Dr. Yang's assistant told me to come in at 11:50 pm when I called. He poked around the teeth where the pain located and concluded that I needed to see an Endodontist for evaluation and treatment immediately. His assistant called Dr. Ebeid and I was told to get there at 3:15pm. I was elated, though in pain, that I got to see a specialist the same day. Shortly after arriving at Dr. Ebeid's office, he quickly identified that my #2 tooth had cracked with an infected nerve.

"You need a root canal, you can't make it through the day. Do you want to have it done today?" asked Ebeid in a tone of doctor's order though my consent is necessary for him to do the procedure.

"Oh, yes! I just want the pain to go away, you know I can't make it through the day." said I in such an agony of pain with trembling voice. After I sign the consent form, he did the procedure right away.

How surprised I was with the speed of his diagnosis and the procedure! I would recommend him to my friends. Before sending me home, he said "you will feel tired and hungry since you had not eaten nor slept well in the past two days, but you will feel better. Call me if you sill have any more pain".
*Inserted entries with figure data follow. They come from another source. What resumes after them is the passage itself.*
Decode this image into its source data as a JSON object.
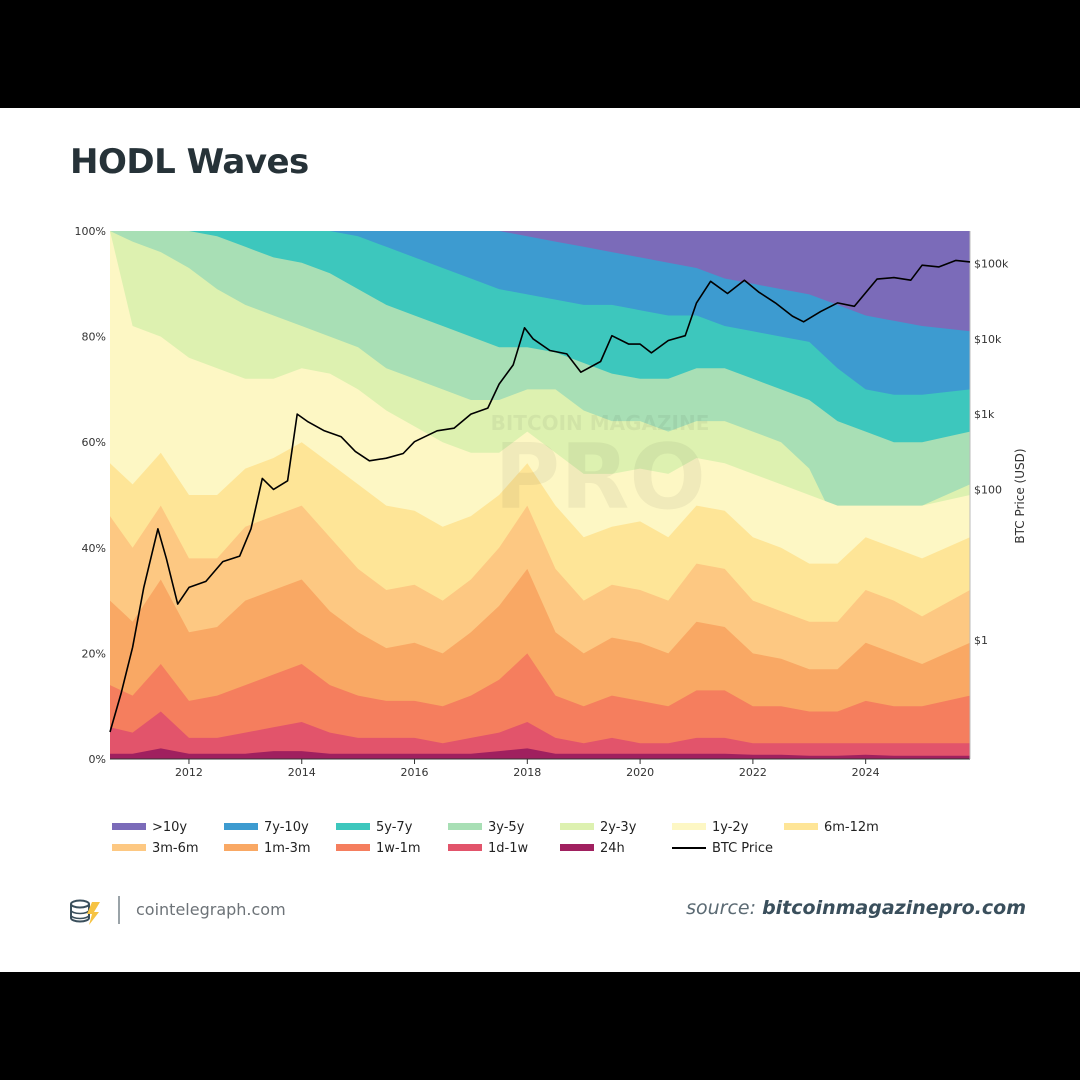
{
  "page": {
    "title": "HODL Waves",
    "site": "cointelegraph.com",
    "source_prefix": "source:",
    "source_link": "bitcoinmagazinepro.com",
    "watermark_top": "BITCOIN MAGAZINE",
    "watermark_main": "PRO"
  },
  "chart_data": {
    "type": "area",
    "title": "HODL Waves",
    "xlabel": "",
    "ylabel_left": "",
    "ylabel_right": "BTC Price (USD)",
    "x_ticks": [
      "2012",
      "2014",
      "2016",
      "2018",
      "2020",
      "2022",
      "2024"
    ],
    "y_ticks_left": [
      "0%",
      "20%",
      "40%",
      "60%",
      "80%",
      "100%"
    ],
    "y_ticks_right": [
      "$1",
      "$100",
      "$1k",
      "$10k",
      "$100k"
    ],
    "xlim": [
      2010.6,
      2025.85
    ],
    "ylim": [
      0,
      100
    ],
    "stack_order": "bottom-to-top: 24h, 1d-1w, 1w-1m, 1m-3m, 3m-6m, 6m-12m, 1y-2y, 2y-3y, 3y-5y, 5y-7y, 7y-10y, >10y",
    "x": [
      2010.6,
      2011.0,
      2011.5,
      2012.0,
      2012.5,
      2013.0,
      2013.5,
      2014.0,
      2014.5,
      2015.0,
      2015.5,
      2016.0,
      2016.5,
      2017.0,
      2017.5,
      2018.0,
      2018.5,
      2019.0,
      2019.5,
      2020.0,
      2020.5,
      2021.0,
      2021.5,
      2022.0,
      2022.5,
      2023.0,
      2023.5,
      2024.0,
      2024.5,
      2025.0,
      2025.85
    ],
    "series": [
      {
        "name": "24h",
        "color": "#a0205f",
        "boundary": [
          1,
          1,
          2,
          1,
          1,
          1,
          1.5,
          1.5,
          1,
          1,
          1,
          1,
          1,
          1,
          1.5,
          2,
          1,
          1,
          1,
          1,
          1,
          1,
          1,
          0.8,
          0.8,
          0.6,
          0.6,
          0.8,
          0.6,
          0.6,
          0.6
        ]
      },
      {
        "name": "1d-1w",
        "color": "#e2546b",
        "boundary": [
          6,
          5,
          9,
          4,
          4,
          5,
          6,
          7,
          5,
          4,
          4,
          4,
          3,
          4,
          5,
          7,
          4,
          3,
          4,
          3,
          3,
          4,
          4,
          3,
          3,
          3,
          3,
          3,
          3,
          3,
          3
        ]
      },
      {
        "name": "1w-1m",
        "color": "#f57e5e",
        "boundary": [
          14,
          12,
          18,
          11,
          12,
          14,
          16,
          18,
          14,
          12,
          11,
          11,
          10,
          12,
          15,
          20,
          12,
          10,
          12,
          11,
          10,
          13,
          13,
          10,
          10,
          9,
          9,
          11,
          10,
          10,
          12
        ]
      },
      {
        "name": "1m-3m",
        "color": "#f9a864",
        "boundary": [
          30,
          26,
          34,
          24,
          25,
          30,
          32,
          34,
          28,
          24,
          21,
          22,
          20,
          24,
          29,
          36,
          24,
          20,
          23,
          22,
          20,
          26,
          25,
          20,
          19,
          17,
          17,
          22,
          20,
          18,
          22
        ]
      },
      {
        "name": "3m-6m",
        "color": "#fdc882",
        "boundary": [
          46,
          40,
          48,
          38,
          38,
          44,
          46,
          48,
          42,
          36,
          32,
          33,
          30,
          34,
          40,
          48,
          36,
          30,
          33,
          32,
          30,
          37,
          36,
          30,
          28,
          26,
          26,
          32,
          30,
          27,
          32
        ]
      },
      {
        "name": "6m-12m",
        "color": "#fee597",
        "boundary": [
          56,
          52,
          58,
          50,
          50,
          55,
          57,
          60,
          56,
          52,
          48,
          47,
          44,
          46,
          50,
          56,
          48,
          42,
          44,
          45,
          42,
          48,
          47,
          42,
          40,
          37,
          37,
          42,
          40,
          38,
          42
        ]
      },
      {
        "name": "1y-2y",
        "color": "#fdf7c4",
        "boundary": [
          100,
          82,
          80,
          76,
          74,
          72,
          72,
          74,
          73,
          70,
          66,
          63,
          60,
          58,
          58,
          62,
          58,
          54,
          54,
          55,
          54,
          57,
          56,
          54,
          52,
          50,
          48,
          48,
          48,
          48,
          50
        ]
      },
      {
        "name": "2y-3y",
        "color": "#ddf1b0",
        "boundary": [
          100,
          98,
          96,
          93,
          89,
          86,
          84,
          82,
          80,
          78,
          74,
          72,
          70,
          68,
          68,
          70,
          70,
          66,
          64,
          64,
          62,
          64,
          64,
          62,
          60,
          55,
          44,
          44,
          46,
          48,
          52
        ]
      },
      {
        "name": "3y-5y",
        "color": "#a8dfb5",
        "boundary": [
          100,
          100,
          100,
          100,
          99,
          97,
          95,
          94,
          92,
          89,
          86,
          84,
          82,
          80,
          78,
          78,
          77,
          75,
          73,
          72,
          72,
          74,
          74,
          72,
          70,
          68,
          64,
          62,
          60,
          60,
          62
        ]
      },
      {
        "name": "5y-7y",
        "color": "#3dc7bd",
        "boundary": [
          100,
          100,
          100,
          100,
          100,
          100,
          100,
          100,
          100,
          99,
          97,
          95,
          93,
          91,
          89,
          88,
          87,
          86,
          86,
          85,
          84,
          84,
          82,
          81,
          80,
          79,
          74,
          70,
          69,
          69,
          70
        ]
      },
      {
        "name": "7y-10y",
        "color": "#3d9bd0",
        "boundary": [
          100,
          100,
          100,
          100,
          100,
          100,
          100,
          100,
          100,
          100,
          100,
          100,
          100,
          100,
          100,
          99,
          98,
          97,
          96,
          95,
          94,
          93,
          91,
          90,
          89,
          88,
          86,
          84,
          83,
          82,
          81
        ]
      },
      {
        "name": ">10y",
        "color": "#7b6bb9",
        "boundary": [
          100,
          100,
          100,
          100,
          100,
          100,
          100,
          100,
          100,
          100,
          100,
          100,
          100,
          100,
          100,
          100,
          100,
          100,
          100,
          100,
          100,
          100,
          100,
          100,
          100,
          100,
          100,
          100,
          100,
          100,
          100
        ]
      }
    ],
    "price_series": {
      "name": "BTC Price",
      "x": [
        2010.6,
        2010.8,
        2011.0,
        2011.2,
        2011.45,
        2011.6,
        2011.8,
        2012.0,
        2012.3,
        2012.6,
        2012.9,
        2013.1,
        2013.3,
        2013.5,
        2013.75,
        2013.92,
        2014.1,
        2014.4,
        2014.7,
        2014.95,
        2015.2,
        2015.5,
        2015.8,
        2016.0,
        2016.4,
        2016.7,
        2017.0,
        2017.3,
        2017.5,
        2017.75,
        2017.95,
        2018.1,
        2018.4,
        2018.7,
        2018.95,
        2019.3,
        2019.5,
        2019.8,
        2020.0,
        2020.2,
        2020.5,
        2020.8,
        2021.0,
        2021.25,
        2021.55,
        2021.85,
        2022.1,
        2022.4,
        2022.7,
        2022.9,
        2023.2,
        2023.5,
        2023.8,
        2024.2,
        2024.5,
        2024.8,
        2025.0,
        2025.3,
        2025.6,
        2025.85
      ],
      "price_usd": [
        0.06,
        0.2,
        0.8,
        5,
        30,
        12,
        3,
        5,
        6,
        11,
        13,
        30,
        140,
        100,
        130,
        1000,
        800,
        600,
        500,
        320,
        240,
        260,
        300,
        430,
        600,
        650,
        1000,
        1200,
        2500,
        4500,
        14000,
        10000,
        7000,
        6300,
        3600,
        5000,
        11000,
        8500,
        8500,
        6500,
        9500,
        11000,
        30000,
        58000,
        40000,
        60000,
        42000,
        30000,
        20000,
        16800,
        23000,
        30000,
        27000,
        62000,
        65000,
        60000,
        95000,
        90000,
        110000,
        105000
      ]
    }
  }
}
On Friday when I went to Dr. Gamboa, my dentist in San Francisco, for my planned semi-annual check-up, he said that I handled the situation well and Dr. Ebeid did the right thing. One more thing needs to do is to put a crown after it heals completely in July. He also confirmed that Dr. Ebeid was his student at dental school where he taught for many years.

Now that I am myself again, I am grateful for the good dentists who responded to my call for help, and the insurance coverage that I have. Had I not maintained good relationships with my care providers over the span of more than 20 years, I can't image how this episode would turn out. I can't even dare to think the out-of-pocket payment if I didn't have dental insurance.